Stratejik körlük
Geçen hafta Büyükelçiler Konferansı’nda Dışişleri Bakanı Hakan Fidan, Avrupa Birliği ile Türkiye ilişkilerini tarif etti. Ve AB’nin Türkiye’ye karşı stratejik bir körlük içinde olduğunu dile getirdi.
Prof. Dr. Hasan B. YALÇIN & İstanbul Ticaret Üniversitesi
Gerçekten de doğru bir tarif. AB, küresel bir aktör haline gelmek istiyorsa Türkiye’nin kendisine nasıl bir katkı sunabileceğini daha iyi anlamak zorunda. Türkiye bugün uluslararası siyasetin ve güvenlik ilişkilerinin en dinamik aktörlerinden biri. Avrupa’da eksik ne varsa Türkiye onu tamamlayabilecek özelliklere ve etkinliğe sahip. Fakat bu gerçek ısrarla görmezden geliniyor.
Sayın Bakan diplomatik nezaketten olsa gerek ancak bu kadarını söylemiş. Dahasını da biz söyleyelim. Aslında AB’nin sorunu çok daha derin. Sadece Türkiye konusunda değil, neredeyse tüm konularda stratejik körlükten mustarip. Sadece körlük de değil, hem kör, hem sağır hem de hareketsiz. Boynundan aşağısı tutmayan felçli bir hasta gibi. Küresel siyasete ayak uyduramadığı için etkinlik üretemediği gibi kendi iç krizlerine savrulması da an meselesi.
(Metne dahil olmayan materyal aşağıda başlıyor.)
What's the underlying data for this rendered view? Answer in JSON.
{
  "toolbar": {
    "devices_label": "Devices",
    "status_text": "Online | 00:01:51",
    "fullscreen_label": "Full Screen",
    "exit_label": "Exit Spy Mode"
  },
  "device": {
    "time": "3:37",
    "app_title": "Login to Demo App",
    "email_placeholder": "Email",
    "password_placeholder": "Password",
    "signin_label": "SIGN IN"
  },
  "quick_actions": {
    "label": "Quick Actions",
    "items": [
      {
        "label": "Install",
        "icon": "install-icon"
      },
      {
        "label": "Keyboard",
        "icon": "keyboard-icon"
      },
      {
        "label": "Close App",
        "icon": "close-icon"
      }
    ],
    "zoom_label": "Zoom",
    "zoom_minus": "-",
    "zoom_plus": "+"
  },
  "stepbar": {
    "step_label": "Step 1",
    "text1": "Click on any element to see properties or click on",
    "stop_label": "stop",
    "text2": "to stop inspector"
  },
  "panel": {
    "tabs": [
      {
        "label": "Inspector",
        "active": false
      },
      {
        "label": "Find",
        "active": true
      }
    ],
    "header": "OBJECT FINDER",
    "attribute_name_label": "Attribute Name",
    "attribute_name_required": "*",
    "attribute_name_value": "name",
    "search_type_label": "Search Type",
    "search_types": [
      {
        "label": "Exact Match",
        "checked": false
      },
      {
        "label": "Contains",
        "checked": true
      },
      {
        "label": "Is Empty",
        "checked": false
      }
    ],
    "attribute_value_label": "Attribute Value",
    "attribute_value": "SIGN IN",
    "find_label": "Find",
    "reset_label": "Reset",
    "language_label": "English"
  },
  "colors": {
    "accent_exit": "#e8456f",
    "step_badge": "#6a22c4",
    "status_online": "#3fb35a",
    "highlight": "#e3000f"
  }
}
Şimdilik bir inkâr tablosu var. Bu sorunlar görmezden geliniyor ve halının altına süpürülüyor. Daha avantajlı bir uluslararası sistemin doğma ihtimaline ve doksanlı yıllardaki lükse kavuşma şansına yatırım yapılıyor. Ama bu stratejik bir değerlendirmeden ziyade ancak hüsnükuruntudur. Amerika’da Demokratlar iktidarda kalırsa, Amerika NATO’ya sahip çıkarsa, küresel jandarmalık rolüne geri dönerse, hoca da sözlüden 100 verirse Avrupa Birliği de doksanların güzel günlerine dönebilir. Ama bunlardan en az birisi olmazsa AB’nin ne yapacağını bilen yok.
Çok uzaklara gitmeye gerek yok. Ukrayna Savaşı ve Nijer’deki darbe üzerinden düşünebilirsiniz. Ukrayna Savaşı, Almanya’nın Rusya’dan gelen enerji kaynaklarını kurutmuştu. Nijer’deki darbe ve devamında ortaya çıkacak olanlar, Fransa’nın da enerji kaynaklarının kuruması anlamına gelebilir.
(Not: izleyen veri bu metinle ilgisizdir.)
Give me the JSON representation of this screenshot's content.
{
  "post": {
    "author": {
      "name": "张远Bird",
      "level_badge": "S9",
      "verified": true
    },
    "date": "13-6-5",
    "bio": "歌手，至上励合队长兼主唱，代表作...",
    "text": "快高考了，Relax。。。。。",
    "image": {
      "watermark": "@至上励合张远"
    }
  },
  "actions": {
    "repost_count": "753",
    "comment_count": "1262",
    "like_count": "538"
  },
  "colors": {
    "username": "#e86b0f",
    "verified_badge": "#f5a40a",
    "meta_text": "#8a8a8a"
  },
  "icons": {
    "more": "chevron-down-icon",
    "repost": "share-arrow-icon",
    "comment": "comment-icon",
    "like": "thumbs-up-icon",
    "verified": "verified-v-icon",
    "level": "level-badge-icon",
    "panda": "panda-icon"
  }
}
Avrupa Birliği’nin iki motor gücü olan bu ülkeler herhangi bir alternatif yol bile belirleyebilmiş değil. Fransa en fazla Afrika’da ABD desteği bekleyebilir; ama bu desteği alacağı çok şüpheli. Zira Rusya’nın Afrika’da Fransa’yı sıkıştırıyor olmasının ABD’ye stratejik bir zararı yok. Dahası Fransa’yı ABD’ye daha da bağımlı hale getirebilir.
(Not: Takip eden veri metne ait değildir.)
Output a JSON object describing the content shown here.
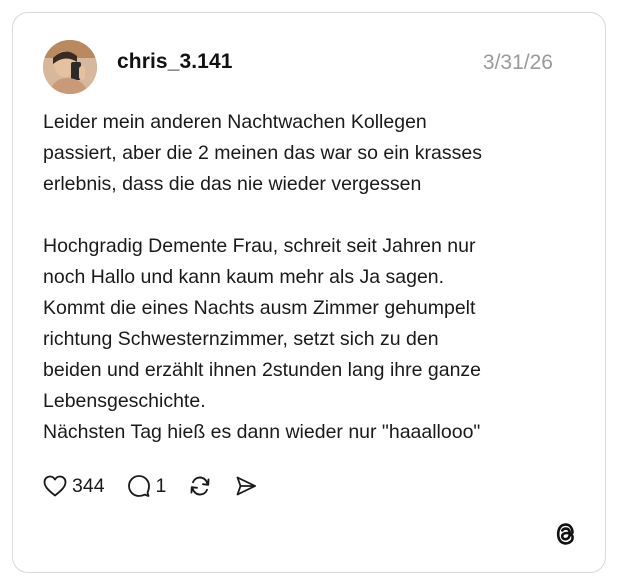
{
  "post": {
    "username": "chris_3.141",
    "date": "3/31/26",
    "paragraph1": "Leider mein anderen Nachtwachen Kollegen\npassiert, aber die 2 meinen das war so ein krasses\nerlebnis, dass die das nie wieder vergessen",
    "paragraph2": "Hochgradig Demente Frau, schreit seit Jahren nur\nnoch Hallo und kann kaum mehr als Ja sagen.\nKommt die eines Nachts ausm Zimmer gehumpelt\nrichtung Schwesternzimmer, setzt sich zu den\nbeiden und erzählt ihnen 2stunden lang ihre ganze\nLebensgeschichte.\nNächsten Tag hieß es dann wieder nur \"haaallooo\""
  },
  "actions": {
    "likes": "344",
    "replies": "1",
    "like_icon": "heart-icon",
    "reply_icon": "speech-bubble-icon",
    "repost_icon": "repost-icon",
    "share_icon": "send-icon"
  },
  "branding": {
    "logo_icon": "threads-logo-icon"
  },
  "colors": {
    "text": "#1a1a1a",
    "muted": "#9a9a9a",
    "border": "#d9d9d9"
  }
}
Ukrayna Savaşı sayesinde Rusya’yı Ukrayna’ya saplayan ABD, Almanya’nın da Rusya ile ilişiğini kesmiş, bir taşla iki kuş vurmuştu. Şimdi benzeri bir süreç Afrika’da da işliyor. Fransa ve Rusya çekişecek, ABD de kenardan izleyecek. Hem Rusya yorulacak hem de Fransa, ABD’den gelmeyen desteği bekleyip duracak. Gerçekleşirse ABD için hiç fena senaryo değil.
AB ülkeleri için ise çok fena. Bu haliyle AB bırakın uluslararası bir aktöre dönüşmeyi, gün geçtikçe Amerikan dış politikasının bir uydusu haline gelebilir. Stratejik bir hesap yaparak masayı tersine çevirmek de bir ihtimal. Mesela, Rusya ve Türkiye ile masaya oturarak bir uzlaşı aramak tüm bu resmi değiştirebilir. Ancak Avrupalıların böyle bir işe ne enerjisi ne de cesareti var. Bu Türkiye’nin son on yılda bedeller ödeyerek elde ettiği bir manevra alanıdır. AB gibi bir aktörün aynı iradeyi gösterme şansı yok denecek kadar az. O nedenle AB’den stratejik akla uygun hareket etmesini ben şahsen pek beklemiyorum.